The conflation between popular data-related buzz terms and actual “data science” could be problematic if not straightened-out soon, argue academics, Foster Provost and Tom Fawcett in a recent article.
In the article, Provost and Fawcett express concern about data science being intricately intertwined with other important data related concepts of growing importance (I.e., big data, and data-driven decision making), and the threat that poses to the burgeoning field of data science.
“Companies have realized they need to hire data scientists, academic institutions are scrambling to put together data-science programs, and publications are touting data science as a hot – even “sexy” – career choice,” say the authors. “However there is confusion about what exactly data science is, and this confusion could lead to disillusionment as the concept diffuses into meaningless buzz.”
The authors argue that it’s not the algorithms or techniques that comprise data science, but the core principles that underlie the techniques. “In order for data science to serve business effectively, it is important (i) to understand the relationships to these other important and closely related concepts, and (ii) to begin to understand what are the fundamental principles underlining data science,” say the authors.
Rather, say Provost and Fawcett, data science should be seen as the connective tissue between data-processing technologies (including those for “big data”) and data-driven decision making. “Data science involves much more than just data-mining algorithms,” say Provost and Fawcett. Instead, the authors argue, data science involves principles, processes, and techniques for understanding phenomenon via the (automated) analysis of data, with the ultimate goal being the improvement of decision making – specifically “Data-Driven Decision-making” (DDD).
“Data-driven decision making refers to the practice of basing decision on the analysis of data rather than purely on intuition,” say the authors. “The benefits of data-driven decision making have been demonstrated conclusively.”
The authors cite a study conducted by economist Erik Brynjolfsson and his colleagues from MIT and Penn’s Wharton School on how DDD affect firm performance. Using detailed survey data on the business practices and information technology investments of 179 large publicly traded firms, the study concludes that firms that adopt DDD have output and productivity that is 5-6% higher than what would be expected given their other investments and information technology usage.
Provost and Fawcett warn, readers shouldn’t lose sight of the fact that despite the impression that one might get there is a lot to data processing that is not “data science.” The authors define “big data” to mean “datasets that are too large for traditional data-processing systems and that therefore require new technologies” such as Hadoop, Hbase, CouchDB, etc. They further note that Economist Prassanna Tambe of New York University’s Stern School has found that the use of big data technologies correlates with significant additional productivity growth.
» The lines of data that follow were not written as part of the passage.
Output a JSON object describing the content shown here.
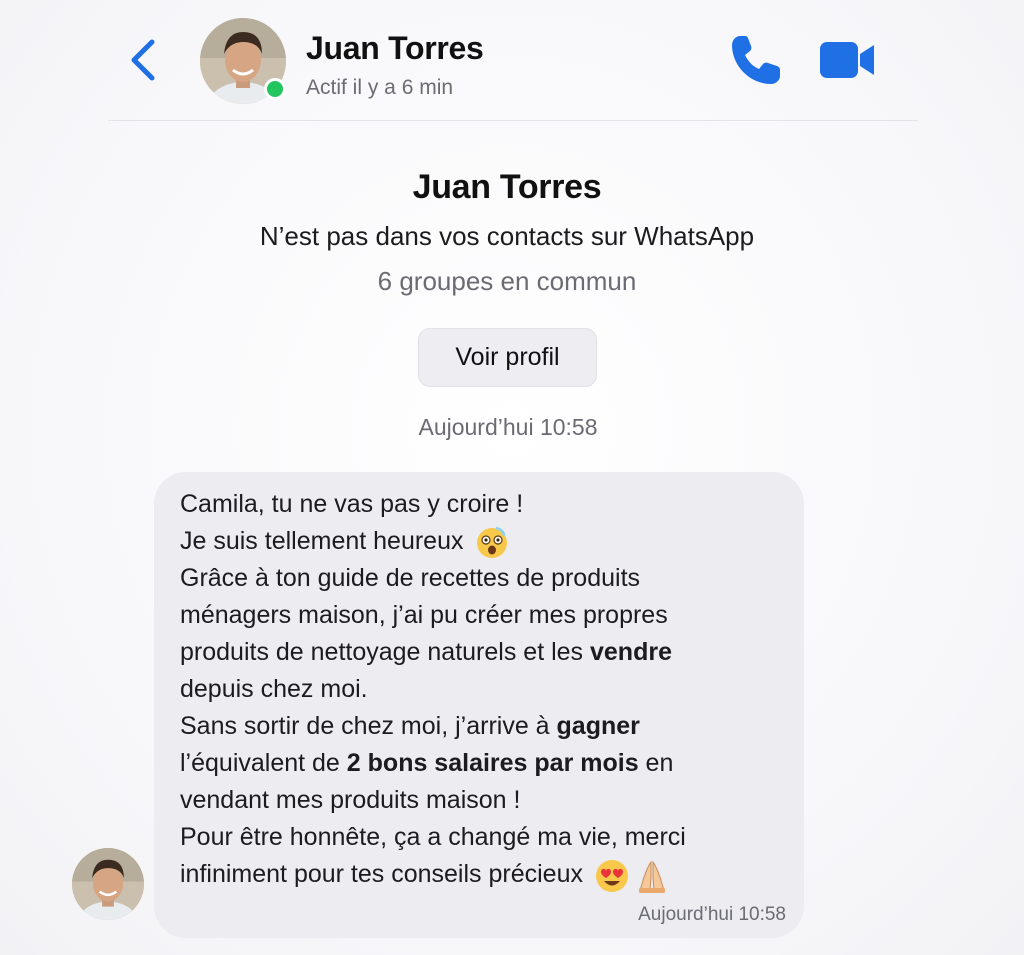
{
  "header": {
    "contact_name": "Juan Torres",
    "status": "Actif il y a 6 min",
    "icons": {
      "back": "chevron-left-icon",
      "call": "phone-icon",
      "video": "video-camera-icon"
    },
    "accent_color": "#1f6fe5",
    "online_color": "#22c55e"
  },
  "intro": {
    "name": "Juan Torres",
    "subtitle": "N’est pas dans vos contacts sur WhatsApp",
    "common_groups": "6 groupes en commun",
    "view_profile_label": "Voir profil"
  },
  "date_divider": "Aujourd’hui 10:58",
  "message": {
    "lines": {
      "l1": "Camila, tu ne vas pas y croire !",
      "l2": "Je suis tellement heureux",
      "l3": "Grâce à ton guide de recettes de produits",
      "l4": "ménagers maison, j’ai pu créer mes propres",
      "l5a": "produits de nettoyage naturels et les ",
      "l5b": "vendre",
      "l6": "depuis chez moi.",
      "l7a": "Sans sortir de chez moi, j’arrive à ",
      "l7b": "gagner",
      "l8a": "l’équivalent de ",
      "l8b": "2 bons salaires par mois",
      "l8c": " en",
      "l9": "vendant mes produits maison !",
      "l10": "Pour être honnête, ça a changé ma vie, merci",
      "l11": "infiniment pour tes conseils précieux"
    },
    "emojis": [
      "astonished-face-emoji",
      "heart-eyes-emoji",
      "folded-hands-emoji"
    ],
    "time": "Aujourd’hui 10:58"
  }
}
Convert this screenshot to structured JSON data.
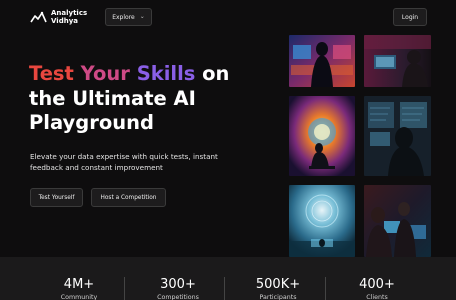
{
  "header": {
    "logo_line1": "Analytics",
    "logo_line2": "Vidhya",
    "explore_label": "Explore",
    "login_label": "Login"
  },
  "hero": {
    "title_word1": "Test",
    "title_word2": "Your",
    "title_word3": "Skills",
    "title_rest1": " on",
    "title_line2": "the Ultimate AI",
    "title_line3": "Playground",
    "subtitle": "Elevate your data expertise with quick tests, instant feedback and constant improvement",
    "cta_test": "Test Yourself",
    "cta_host": "Host a Competition"
  },
  "stats": [
    {
      "value": "4M+",
      "label": "Community"
    },
    {
      "value": "300+",
      "label": "Competitions"
    },
    {
      "value": "500K+",
      "label": "Participants"
    },
    {
      "value": "400+",
      "label": "Clients"
    }
  ],
  "colors": {
    "background": "#0e0d0e",
    "accent_red": "#e8473f",
    "accent_pink": "#cf4a86",
    "accent_purple": "#8a5fe6"
  }
}
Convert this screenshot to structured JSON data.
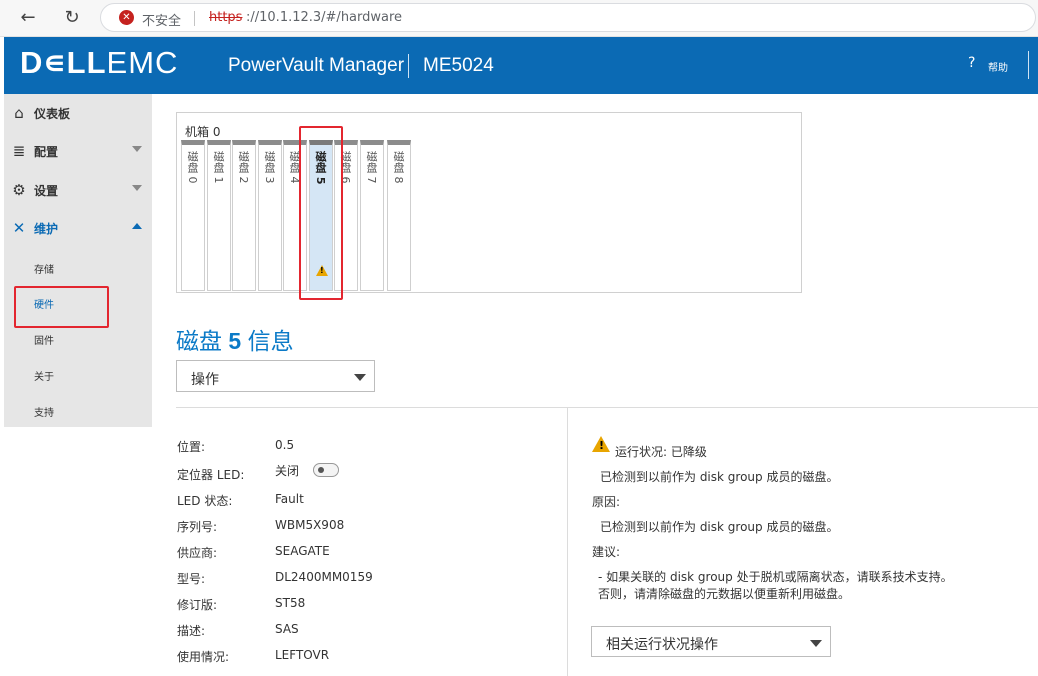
{
  "browser": {
    "back_icon": "arrow-left",
    "refresh_icon": "refresh",
    "security_label": "不安全",
    "url_protocol": "https",
    "url_rest": "://10.1.12.3/#/hardware"
  },
  "header": {
    "logo_dell": "D∊LL",
    "logo_emc": "EMC",
    "product": "PowerVault Manager",
    "model": "ME5024",
    "help_icon": "?",
    "help_label": "帮助",
    "background_color": "#0b6ab4"
  },
  "sidebar": {
    "items": [
      {
        "label": "仪表板",
        "icon": "home-icon"
      },
      {
        "label": "配置",
        "icon": "database-icon"
      },
      {
        "label": "设置",
        "icon": "gear-icon"
      },
      {
        "label": "维护",
        "icon": "wrench-icon"
      }
    ],
    "sub_items": [
      "存储",
      "硬件",
      "固件",
      "关于",
      "支持"
    ],
    "active_sub": "硬件"
  },
  "enclosure": {
    "title": "机箱 0",
    "slots": [
      "磁盘 0",
      "磁盘 1",
      "磁盘 2",
      "磁盘 3",
      "磁盘 4",
      "磁盘 5",
      "磁盘 6",
      "磁盘 7",
      "磁盘 8"
    ],
    "selected_slot": "磁盘 5"
  },
  "disk_info": {
    "title_prefix": "磁盘",
    "title_number": "5",
    "title_suffix": "信息",
    "action_label": "操作",
    "properties": [
      {
        "label": "位置:",
        "value": "0.5"
      },
      {
        "label": "定位器 LED:",
        "value": "关闭"
      },
      {
        "label": "LED 状态:",
        "value": "Fault"
      },
      {
        "label": "序列号:",
        "value": "WBM5X908"
      },
      {
        "label": "供应商:",
        "value": "SEAGATE"
      },
      {
        "label": "型号:",
        "value": "DL2400MM0159"
      },
      {
        "label": "修订版:",
        "value": "ST58"
      },
      {
        "label": "描述:",
        "value": "SAS"
      },
      {
        "label": "使用情况:",
        "value": "LEFTOVR"
      }
    ]
  },
  "health": {
    "status": "运行状况: 已降级",
    "detail": "已检测到以前作为 disk group 成员的磁盘。",
    "reason_label": "原因:",
    "reason": "已检测到以前作为 disk group 成员的磁盘。",
    "recommendation_label": "建议:",
    "recommendation_line1": "- 如果关联的 disk group 处于脱机或隔离状态，请联系技术支持。",
    "recommendation_line2": "否则，请清除磁盘的元数据以便重新利用磁盘。",
    "action_label": "相关运行状况操作"
  }
}
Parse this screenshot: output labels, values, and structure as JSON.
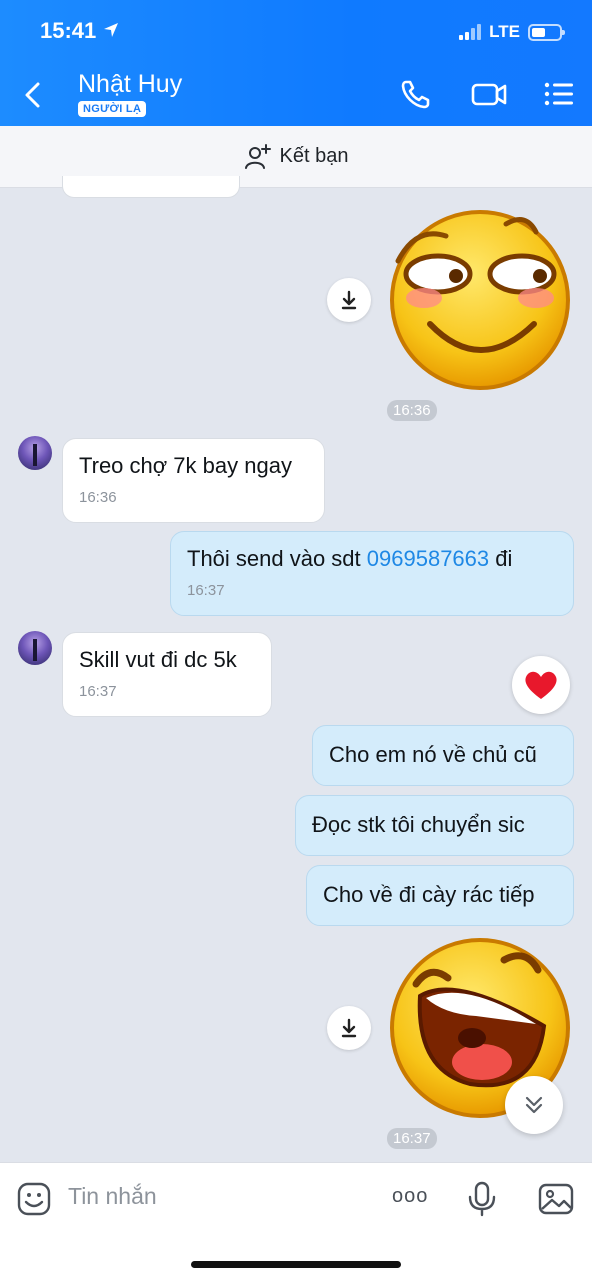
{
  "status": {
    "time": "15:41",
    "network": "LTE"
  },
  "header": {
    "contact_name": "Nhật Huy",
    "badge": "NGƯỜI LẠ"
  },
  "add_friend": {
    "label": "Kết bạn"
  },
  "messages": [
    {
      "timestamp": "16:36"
    },
    {
      "text": "Treo chợ 7k bay ngay",
      "time": "16:36"
    },
    {
      "text_before": "Thôi send vào sdt ",
      "phone": "0969587663",
      "text_after": " đi",
      "time": "16:37"
    },
    {
      "text": "Skill vut đi dc 5k",
      "time": "16:37"
    },
    {
      "text": "Cho em nó về chủ cũ"
    },
    {
      "text": "Đọc stk tôi chuyển sic"
    },
    {
      "text": "Cho về đi cày rác tiếp"
    },
    {
      "timestamp": "16:37"
    }
  ],
  "composer": {
    "placeholder": "Tin nhắn",
    "more": "ooo"
  },
  "colors": {
    "header": "#1379ff",
    "outgoing": "#d4ecfb",
    "incoming": "#ffffff",
    "link": "#1e88e5",
    "heart": "#e8182c"
  },
  "icons": [
    "chevron-left-icon",
    "phone-icon",
    "video-icon",
    "menu-icon",
    "add-user-icon",
    "download-icon",
    "heart-icon",
    "chevron-double-down-icon",
    "emoji-icon",
    "more-icon",
    "microphone-icon",
    "image-icon"
  ]
}
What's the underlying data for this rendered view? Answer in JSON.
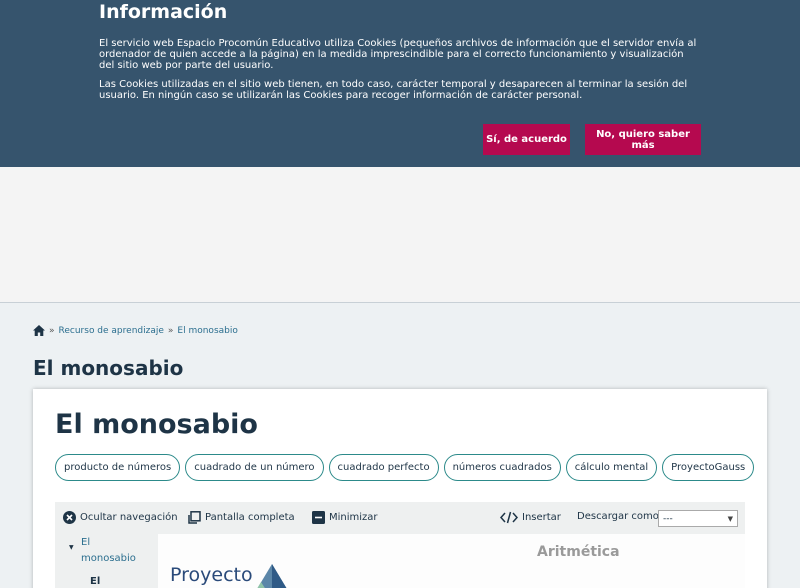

“Specifically, one standard deviation higher utilization of big data technologies is associated with 1-3% higher productivity than the average firm,” write Provost and Fawcett. “One standard deviation lower in terms of big data utilization is associated with 1-3% lower productivity.”
This is important to note, say the authors, because they believe that industry followers should expect a Big Data 2.0 phase to follow Big Data 1.0. Once companies are capable of flexibly processing massive data, business managers will start asking “What can I now do that I couldn’t do before, or do better than I could do before?” This paradigm shift, say the authors, will likely usher in a golden era of data science in which the principles and techniques of data science are applied more broadly and deeply than ever before.
In ten years-time, argue Foster and Provost, the predominant technologies will likely have changed or advanced enough that today’s choices would seem quaint. The authors highlight the fact that increasingly, business decisions are being made automatically by computer systems, with some of the early purveyors of large-scale data (finance and telecommunications) being the early adopters of automatic decision-making. They point toward a day when a chief scientist in a data-science-oriented company will do much less data processing and more data analytics design and interpretation.
Data science, conclude the authors, supports data-driven decision making – and sometimes allows making decisions automatically at a massive scale. Thus, the authors argue that it’s important to identify the fundamental principles that underlie data science that have both theoretical and empirical backing.
‘The principles of data science are its own and should be considered and discussed explicitly in order for data science to realize its potential,” conclude the Foster and Provost.